British tour operator Thomas Cook has asked Greek hoteliers to renegotiate their package deals downward even more for summer 2019. In an effort to transfer the ailing company’s woes onto already struggling Greek hoteliers, the tour operator aims to hold off creditors at the expense of Greek partners.
According to reports, Thomas Cook has the same number of confirmed bookings for this year as the company did back in 2018. The problem, says the company, is that the operator will have trouble selling the remainder of its acquired packages unless Greek hoteliers chop their already low rates even further. David Child, the tour operator’s communication and marketing director for hotels and resorts, told Kathimerini of the company’s dilemma, which sounds more like a strategy to this writer.
As I warned in previous reports, Thomas Cook and operators like TUI are pulling a fast one on underwater Greek hoteliers, and especially the ones I am familiar with her on Crete. The news Greek hoteliers talked to Kathimerini and revealed that the rates agreed with Thomas Cook and other tour operators were already 15-20 percent and in some cases, 30 percent less than last year, bears mentioning now.

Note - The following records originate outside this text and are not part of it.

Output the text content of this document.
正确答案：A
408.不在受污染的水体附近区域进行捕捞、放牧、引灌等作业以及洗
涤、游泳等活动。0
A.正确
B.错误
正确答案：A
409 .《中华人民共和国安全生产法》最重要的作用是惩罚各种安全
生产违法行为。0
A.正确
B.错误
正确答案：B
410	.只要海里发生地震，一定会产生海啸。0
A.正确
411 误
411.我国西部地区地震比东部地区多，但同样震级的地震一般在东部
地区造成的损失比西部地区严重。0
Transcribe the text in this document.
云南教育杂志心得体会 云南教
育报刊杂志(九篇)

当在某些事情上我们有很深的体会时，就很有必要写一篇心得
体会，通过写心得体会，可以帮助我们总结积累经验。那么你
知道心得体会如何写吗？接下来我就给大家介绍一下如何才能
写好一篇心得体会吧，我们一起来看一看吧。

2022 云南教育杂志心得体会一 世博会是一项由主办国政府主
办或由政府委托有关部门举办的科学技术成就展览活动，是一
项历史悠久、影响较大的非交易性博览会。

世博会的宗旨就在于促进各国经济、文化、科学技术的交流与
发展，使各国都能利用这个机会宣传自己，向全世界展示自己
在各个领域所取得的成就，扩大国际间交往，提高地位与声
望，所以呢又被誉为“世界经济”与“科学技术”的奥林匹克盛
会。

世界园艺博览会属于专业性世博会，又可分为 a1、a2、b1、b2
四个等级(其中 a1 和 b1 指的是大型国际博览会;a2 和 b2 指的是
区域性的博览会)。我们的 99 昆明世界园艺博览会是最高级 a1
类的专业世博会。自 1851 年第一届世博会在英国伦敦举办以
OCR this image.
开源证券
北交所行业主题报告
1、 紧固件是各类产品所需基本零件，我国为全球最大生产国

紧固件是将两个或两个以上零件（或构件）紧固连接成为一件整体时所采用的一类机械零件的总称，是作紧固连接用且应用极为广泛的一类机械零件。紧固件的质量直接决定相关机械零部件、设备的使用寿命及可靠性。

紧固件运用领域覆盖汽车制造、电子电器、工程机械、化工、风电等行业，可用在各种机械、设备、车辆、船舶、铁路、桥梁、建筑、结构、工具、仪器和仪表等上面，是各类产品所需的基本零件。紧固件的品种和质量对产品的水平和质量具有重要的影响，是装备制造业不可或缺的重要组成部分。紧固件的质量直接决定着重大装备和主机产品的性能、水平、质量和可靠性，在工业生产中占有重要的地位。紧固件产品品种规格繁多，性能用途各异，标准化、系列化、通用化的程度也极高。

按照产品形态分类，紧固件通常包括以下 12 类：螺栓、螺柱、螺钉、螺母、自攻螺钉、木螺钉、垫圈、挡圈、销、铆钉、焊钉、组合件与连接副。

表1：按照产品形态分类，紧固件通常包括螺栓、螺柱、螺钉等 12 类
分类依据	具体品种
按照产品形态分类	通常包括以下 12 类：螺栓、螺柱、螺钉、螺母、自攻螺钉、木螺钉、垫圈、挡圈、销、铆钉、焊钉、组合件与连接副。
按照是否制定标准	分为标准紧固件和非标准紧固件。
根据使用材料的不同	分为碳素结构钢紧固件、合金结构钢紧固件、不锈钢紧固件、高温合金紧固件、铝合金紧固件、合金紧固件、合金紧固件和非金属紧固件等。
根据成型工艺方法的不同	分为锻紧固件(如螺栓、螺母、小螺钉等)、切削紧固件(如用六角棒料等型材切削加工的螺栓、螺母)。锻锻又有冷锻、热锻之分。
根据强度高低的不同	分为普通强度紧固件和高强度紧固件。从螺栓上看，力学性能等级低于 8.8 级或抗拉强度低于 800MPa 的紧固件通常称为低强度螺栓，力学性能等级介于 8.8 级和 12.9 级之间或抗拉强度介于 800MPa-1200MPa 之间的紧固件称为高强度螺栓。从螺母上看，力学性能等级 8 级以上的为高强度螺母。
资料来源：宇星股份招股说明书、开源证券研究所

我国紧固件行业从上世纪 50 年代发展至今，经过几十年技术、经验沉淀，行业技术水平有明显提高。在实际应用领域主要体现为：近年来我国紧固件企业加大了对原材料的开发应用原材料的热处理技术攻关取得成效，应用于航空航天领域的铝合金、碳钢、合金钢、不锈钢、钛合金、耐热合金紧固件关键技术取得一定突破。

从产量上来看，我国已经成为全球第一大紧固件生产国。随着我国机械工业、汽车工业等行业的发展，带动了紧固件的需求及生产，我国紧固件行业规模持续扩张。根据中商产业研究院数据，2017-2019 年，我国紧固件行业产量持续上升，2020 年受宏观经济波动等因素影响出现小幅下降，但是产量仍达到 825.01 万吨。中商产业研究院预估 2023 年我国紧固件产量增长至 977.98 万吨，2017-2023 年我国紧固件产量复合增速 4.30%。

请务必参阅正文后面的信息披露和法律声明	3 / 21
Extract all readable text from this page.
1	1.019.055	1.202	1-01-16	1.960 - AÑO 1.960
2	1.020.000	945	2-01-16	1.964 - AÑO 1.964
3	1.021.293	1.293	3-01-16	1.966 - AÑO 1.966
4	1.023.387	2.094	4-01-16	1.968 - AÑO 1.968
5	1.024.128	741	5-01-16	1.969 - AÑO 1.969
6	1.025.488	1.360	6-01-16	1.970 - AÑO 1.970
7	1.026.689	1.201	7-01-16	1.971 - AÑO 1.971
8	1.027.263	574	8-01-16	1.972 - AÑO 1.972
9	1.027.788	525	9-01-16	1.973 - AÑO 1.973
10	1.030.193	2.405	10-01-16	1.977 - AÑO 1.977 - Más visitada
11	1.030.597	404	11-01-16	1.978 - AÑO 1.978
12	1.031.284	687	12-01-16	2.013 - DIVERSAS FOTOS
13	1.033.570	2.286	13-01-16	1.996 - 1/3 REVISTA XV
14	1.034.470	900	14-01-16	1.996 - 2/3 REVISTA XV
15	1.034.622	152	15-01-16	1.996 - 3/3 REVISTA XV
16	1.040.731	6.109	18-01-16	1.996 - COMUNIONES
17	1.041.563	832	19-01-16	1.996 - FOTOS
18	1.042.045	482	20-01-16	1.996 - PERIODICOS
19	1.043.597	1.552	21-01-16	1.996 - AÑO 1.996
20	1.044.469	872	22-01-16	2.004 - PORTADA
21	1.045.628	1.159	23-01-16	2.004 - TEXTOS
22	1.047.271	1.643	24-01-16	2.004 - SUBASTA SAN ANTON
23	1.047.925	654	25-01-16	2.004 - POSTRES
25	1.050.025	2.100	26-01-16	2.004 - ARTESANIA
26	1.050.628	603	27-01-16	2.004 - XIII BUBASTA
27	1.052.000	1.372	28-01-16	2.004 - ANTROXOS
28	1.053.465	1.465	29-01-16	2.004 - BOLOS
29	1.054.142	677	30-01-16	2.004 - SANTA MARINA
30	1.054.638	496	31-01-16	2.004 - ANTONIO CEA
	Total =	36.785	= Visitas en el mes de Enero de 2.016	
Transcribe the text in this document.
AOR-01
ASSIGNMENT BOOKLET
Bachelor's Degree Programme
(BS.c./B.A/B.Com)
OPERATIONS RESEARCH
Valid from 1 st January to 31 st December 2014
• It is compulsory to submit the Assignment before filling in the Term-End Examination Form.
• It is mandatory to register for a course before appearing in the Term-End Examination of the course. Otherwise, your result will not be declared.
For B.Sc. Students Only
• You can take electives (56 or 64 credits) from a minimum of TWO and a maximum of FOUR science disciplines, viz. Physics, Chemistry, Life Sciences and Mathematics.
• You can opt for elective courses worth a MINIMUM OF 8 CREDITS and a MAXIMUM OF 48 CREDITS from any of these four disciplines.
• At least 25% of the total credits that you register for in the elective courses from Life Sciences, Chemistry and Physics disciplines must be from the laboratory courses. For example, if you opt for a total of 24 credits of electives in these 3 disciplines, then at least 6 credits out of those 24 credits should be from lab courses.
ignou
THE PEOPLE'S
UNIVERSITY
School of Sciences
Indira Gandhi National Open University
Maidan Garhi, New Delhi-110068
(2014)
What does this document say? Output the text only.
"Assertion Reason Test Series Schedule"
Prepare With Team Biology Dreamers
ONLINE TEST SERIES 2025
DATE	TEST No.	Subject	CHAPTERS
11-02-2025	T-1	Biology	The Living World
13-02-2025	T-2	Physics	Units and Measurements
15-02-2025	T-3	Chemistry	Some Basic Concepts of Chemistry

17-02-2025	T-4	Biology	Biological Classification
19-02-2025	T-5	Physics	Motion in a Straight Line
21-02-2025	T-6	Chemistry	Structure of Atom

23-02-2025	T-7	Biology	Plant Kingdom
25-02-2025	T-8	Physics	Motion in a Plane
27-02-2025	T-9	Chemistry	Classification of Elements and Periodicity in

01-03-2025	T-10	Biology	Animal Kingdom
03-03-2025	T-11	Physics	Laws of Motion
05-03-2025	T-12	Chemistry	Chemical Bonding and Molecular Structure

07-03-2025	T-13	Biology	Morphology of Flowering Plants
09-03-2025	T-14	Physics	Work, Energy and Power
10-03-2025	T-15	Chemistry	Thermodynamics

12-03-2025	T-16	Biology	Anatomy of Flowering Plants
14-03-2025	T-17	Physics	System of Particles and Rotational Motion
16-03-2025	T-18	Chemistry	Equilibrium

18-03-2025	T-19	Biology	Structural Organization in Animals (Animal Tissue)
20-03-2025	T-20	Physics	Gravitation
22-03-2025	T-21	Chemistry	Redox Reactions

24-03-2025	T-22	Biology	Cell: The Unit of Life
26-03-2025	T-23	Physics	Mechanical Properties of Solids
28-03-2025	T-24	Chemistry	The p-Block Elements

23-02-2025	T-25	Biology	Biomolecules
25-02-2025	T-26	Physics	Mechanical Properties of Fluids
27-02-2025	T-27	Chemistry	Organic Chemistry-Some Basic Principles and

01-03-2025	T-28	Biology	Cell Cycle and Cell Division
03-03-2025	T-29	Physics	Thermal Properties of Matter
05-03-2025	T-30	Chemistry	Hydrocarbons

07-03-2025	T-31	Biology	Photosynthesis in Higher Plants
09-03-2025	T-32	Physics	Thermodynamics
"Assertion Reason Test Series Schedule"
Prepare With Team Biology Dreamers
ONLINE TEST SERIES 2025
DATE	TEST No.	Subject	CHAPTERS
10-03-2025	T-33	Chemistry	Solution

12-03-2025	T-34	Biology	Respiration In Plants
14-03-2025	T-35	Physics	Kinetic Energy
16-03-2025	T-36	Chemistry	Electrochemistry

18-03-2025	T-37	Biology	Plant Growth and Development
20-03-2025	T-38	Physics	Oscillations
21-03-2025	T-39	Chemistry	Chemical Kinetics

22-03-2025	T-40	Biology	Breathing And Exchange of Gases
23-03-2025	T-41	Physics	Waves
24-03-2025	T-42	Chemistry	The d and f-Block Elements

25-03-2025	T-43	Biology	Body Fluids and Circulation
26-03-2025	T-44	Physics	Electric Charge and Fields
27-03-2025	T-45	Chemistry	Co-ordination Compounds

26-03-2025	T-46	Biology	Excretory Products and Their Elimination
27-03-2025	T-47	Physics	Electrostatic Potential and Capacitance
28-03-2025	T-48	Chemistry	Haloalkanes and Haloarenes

I was just in high-level talks with one of Greece’s most successful marketing executives discussing this very issue. The season on Crete is already off to a shaky start, with many hotels and resorts booked something on the order of 50% instead of 110%, which is customary. The hoteliers, having based markdowns on last year’s fully booked season, threw the big travel companies more profit still. Now, they will not be able to recoup May loses PLUS Thomas Cook and the others want an even bigger bargain! I predicted this Winter that interests in central Europe and abroad would starve some hoteliers out this year, then swoop in to snatch up hotels deep into the red. Then again, perhaps I am making too much out of the Thomas Cook news – but probably not.
The news about the negotiations conveys that some will be harder than others, depending on whether or not they concern hotels with exclusive cooperation with Thomas Cook. As for TUI, I’ve not heard I’ve yet to be privy to their latest poor mouthing attempt to elevate their bottom line. I do know Thomas Cook is pushing Turkey like nobody’s business this season. Both operators are selling all-inclusive 7-night packages including flights for the cost of an on-sale designer handbag from last year’s Furla collection. Sorry, it had to be said. TUI offers even cheaper deals to places like Alanya, in the Antalya area of Turkey. £209 per person for 7 nights makes me think the hotel is paying TUI to fly guests there. Another good question for the Turkish retailer in Antalya is, “Do you expect these people to be able to afford any souvenirs?” Don’t get me started on economic impacts.
As a spot test, I found a TC Bodrum holiday for £324 per person – flight from London Gatwick for 7 nights. AMAZINGLY, a similar accommodation on Crete comes in at £239 with breakfast included. Does this mean Thomas Cook is making more margin on Turkey? Please, excuse me, a loaf of bread costs €2 at my local bakery, a liter of milk €2.05, and a kilo of hamburger goes for almost €9 euro. How much did you say aviation fuel costs? Give us a break Thomas Cook.